# Love Our Outback 28rss



## Ivy & Don (Feb 24, 2005)

We have had our outback since last May and can't wait for spring to arrive to start another great camping year. Had looked initially at the hybrids but with 4 kids didn't want to outgrow TT so decided on the 28rss and never looked back. Like the dinette slide in the new floor plan but don't like the carpet by the table, they should have put linoleum there. No carpet was a big seller for me as well as the quad bunks with BIG windows.







Love our Outback.


----------



## Y-Guy (Jan 30, 2004)

Welcome to the Outbackers Ivy & Don! I couldn't agree more, I've loved our 28RSS too and the lack of carpet was a key point too.

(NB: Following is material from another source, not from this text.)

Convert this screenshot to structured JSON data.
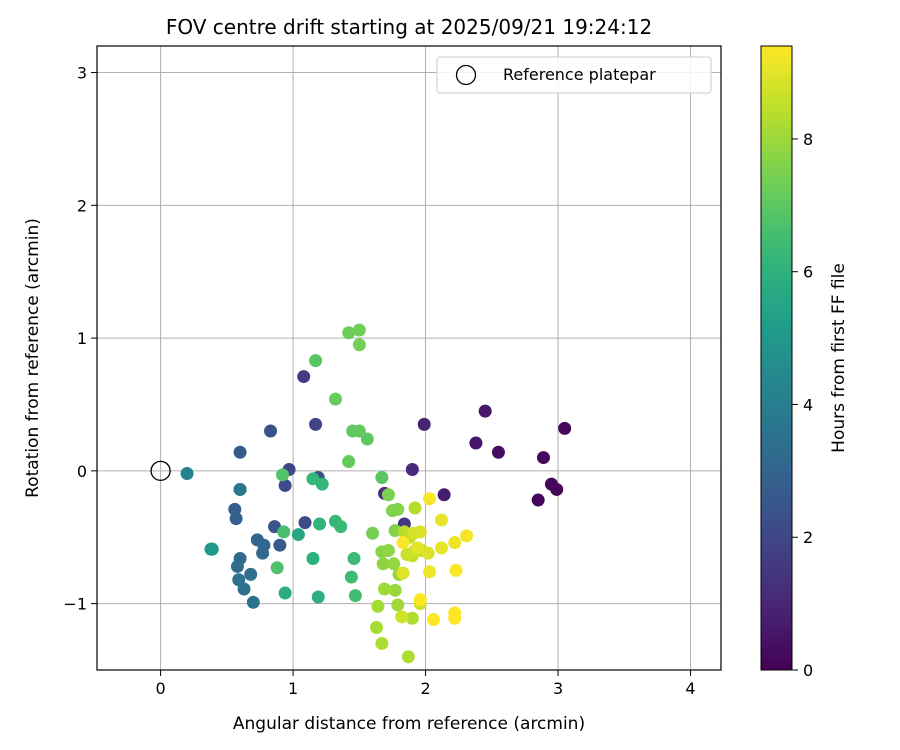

I've been to Edmonton a few times and enjoyed it a great deal, what time of the year can you begin camping?


----------



## summergames84 (Mar 6, 2004)

Welcome, Ivy and Don!! We can't wait for that first trip of Spring as well! action


----------



## Ivy & Don (Feb 24, 2005)

Y-Guy said:


> Welcome to the Outbackers Ivy & Don! I couldn't agree more, I've loved our 28RSS too and the lack of carpet was a key point too.
> 
> I've been to Edmonton a few times and enjoyed it a great deal, what time of the year can you begin camping?
> [snapback]24917[/snapback]​


We can begin camping mid May. Can certainly be still cool at night but the furnace works great. The official start for everyone is our May long weekend (Victoria Day). The weather can vary greatly at that time of year but with a good TT like the Outback it's all good. sunny Thanks for the welcome.


----------



## 54telluride (Feb 1, 2005)

Welcome Don and Ivy,

We are also waiting for the maiden voyage of our Outback 26RS once the snow melts.

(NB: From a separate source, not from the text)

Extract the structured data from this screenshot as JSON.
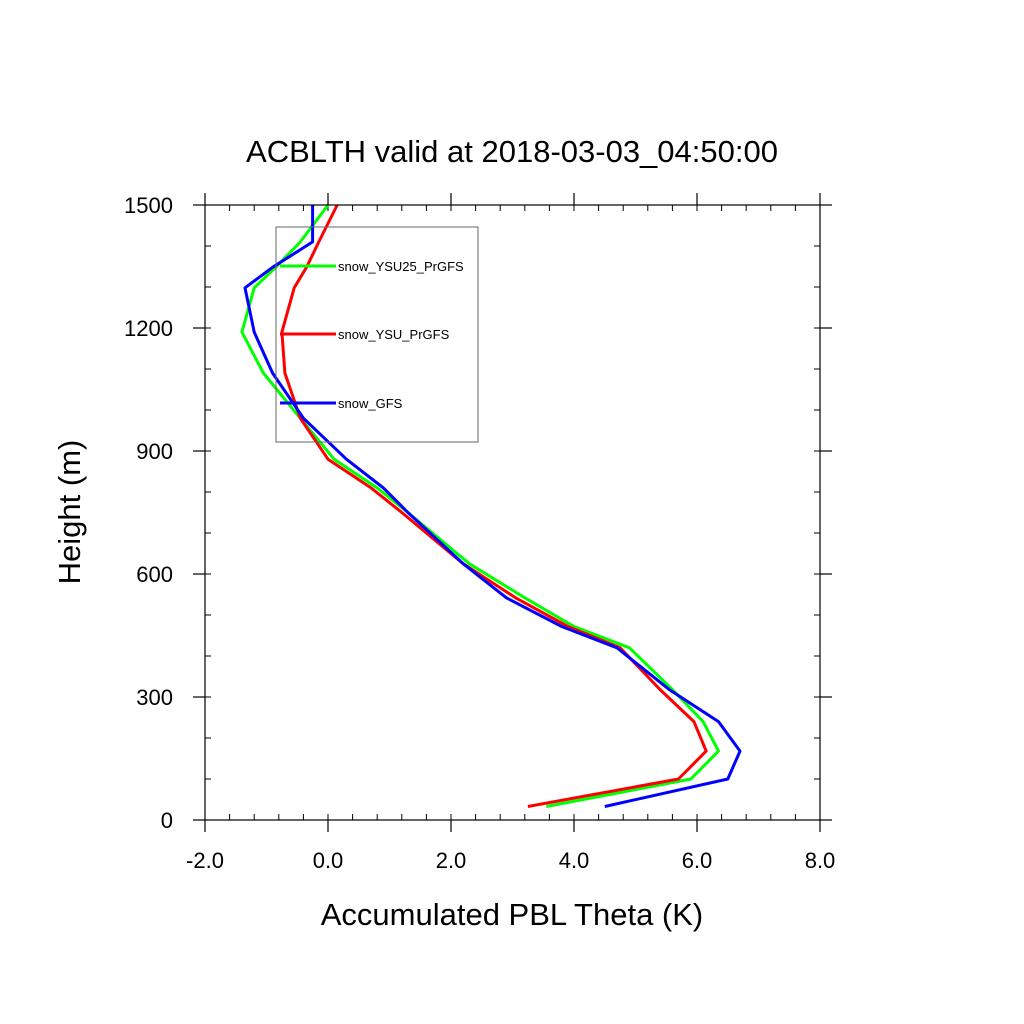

You will enjoy your camper and this site.

Bruce


----------



## NDJollyMon (Aug 22, 2003)

Welcome! Did someone say....Spring!!!


----------



## NDJollyMon (Aug 22, 2003)

Welcome! Did someone say....Spring!!!


----------



## camping479 (Aug 27, 2003)

Although it's not a 21RS, it's still an outback








Just kidding, welcome to the site and lots of happy camping with your new coach.

Mike


----------



## PDX_Doug (Nov 16, 2004)

Welcome to Outbackers Ivy and Don









You mean it is not Spring yet?

Happy trails,
Doug


----------



## our2girls (Jan 26, 2005)

WELCOME!

We'll be using our 25RS-S for the first time also.....when the snow melts and spring arrives!

Mike


----------



## HootBob (Apr 26, 2004)

Welcome to the group Ivy and Don.
Spring will be here soon
I think








Don


----------



## 1stTimeAround (Sep 22, 2004)

Welcome Ivy & Don!

Congrats on the Outback! I have an '05 28RSS myself, however it is before they switched the dinette and sofa, I am majorly jealous about that!!

Welcome to the forum look forward to hearing more about your outings!

Jason


----------



## packerbacker (Mar 14, 2004)

Camperswith4kids, 
Hello and welcome!
We too have 4 kids and camp. We also love our 28 rss. I saw the new layout and love that the couch is in front of the tv area, and the dinette in the slide.........but
I really wish that both the couch and the dinnette were in a slide out together!!!


----------



## Thor (Apr 7, 2004)

Ivy & Don

Welcome to Outbackers.com action We love our 28rss







as well. It has been a great experience for the entire family and we cannot wait until spring.

Thor


----------